The use of a free-object design to address the majority of the patient’s problems, enabled us to maximize the movement of different targets and minimize unwanted side effects. Placing brackets on all the teeth from the beginning of treatment and the use of a continuous archwire would jeopardize the treatment and create unpredictable results. Similarly, the use of clear aligners would not address the biological requirement for the efficient treatment of these cases.
This case study demonstrates the importance of incorporating biological advances and customizing the mechanotherapy plan to meet the patient’s specific needs. Based on this case report, cortical drift is an important biological target and one of the main components of NIM therapy approach which offers a non-invasive, efficient and cost-effective treatment option for correcting severe skeletal malocclusions.

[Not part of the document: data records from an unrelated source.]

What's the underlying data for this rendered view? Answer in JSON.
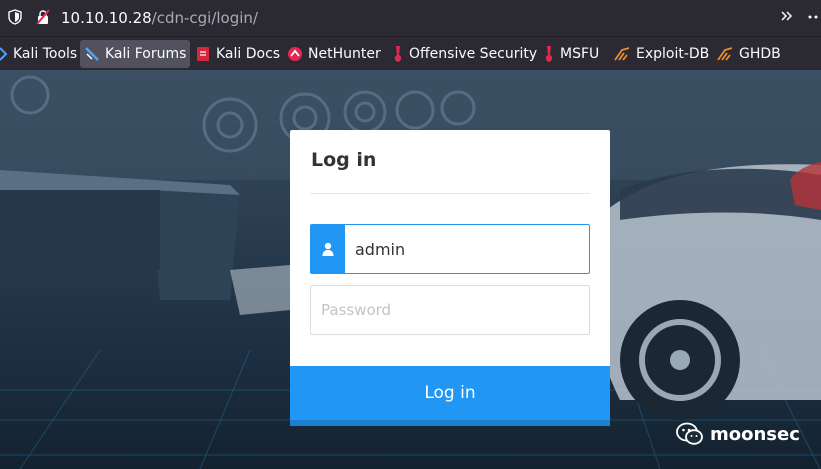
{
  "browser": {
    "url_host": "10.10.10.28",
    "url_path": "/cdn-cgi/login/",
    "bookmarks": [
      {
        "label": "Kali Tools",
        "icon": "kali-dragon-icon"
      },
      {
        "label": "Kali Forums",
        "icon": "kali-forums-icon",
        "active": true
      },
      {
        "label": "Kali Docs",
        "icon": "kali-docs-icon"
      },
      {
        "label": "NetHunter",
        "icon": "nethunter-icon"
      },
      {
        "label": "Offensive Security",
        "icon": "offsec-icon"
      },
      {
        "label": "MSFU",
        "icon": "msfu-icon"
      },
      {
        "label": "Exploit-DB",
        "icon": "exploit-db-icon"
      },
      {
        "label": "GHDB",
        "icon": "ghdb-icon"
      }
    ]
  },
  "login": {
    "title": "Log in",
    "username_value": "admin",
    "password_placeholder": "Password",
    "submit_label": "Log in"
  },
  "watermark": {
    "text": "moonsec"
  },
  "colors": {
    "accent": "#2196f3",
    "browser_bar": "#2b2a33",
    "card": "#ffffff"
  }
}
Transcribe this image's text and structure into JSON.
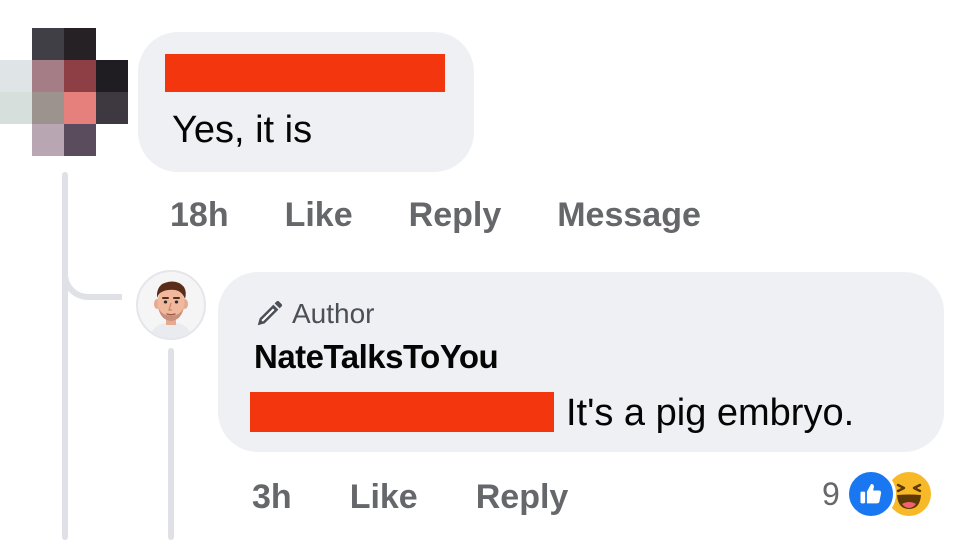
{
  "top_comment": {
    "text": "Yes, it is",
    "timestamp": "18h",
    "like_label": "Like",
    "reply_label": "Reply",
    "message_label": "Message"
  },
  "reply_comment": {
    "badge": "Author",
    "author": "NateTalksToYou",
    "text": "It's a pig embryo.",
    "timestamp": "3h",
    "like_label": "Like",
    "reply_label": "Reply",
    "reaction_count": "9",
    "reactions": [
      "like-icon",
      "haha-icon"
    ]
  },
  "colors": {
    "bubble": "#eff0f4",
    "redaction": "#f4360f",
    "action_text": "#65676b",
    "thread_line": "#dfe1e6",
    "like_blue": "#1a77f2",
    "haha_yellow": "#f7b928"
  }
}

Orthopedic treatment mostly focuses on sutures and condyles as biological targets. Here we demonstrated that cortical drift as important biological target during treatment of craniofacial deformities. By localized stimulation of this biological phenomenon through application of carefully planned mechanotherapy it is possible to extend the boundaries of orthopedic corrections. However, stimulating cortical drift is only one aspect of the innovative approach developed by CTOR (Consortium for Translational Orthodontics Research) called NIM therapy. In this approach by establishing a proper CNS signaling along with a personalized mechanotherapy it is possible to return the normal function and insure a successful outcome of orthopedic treatment.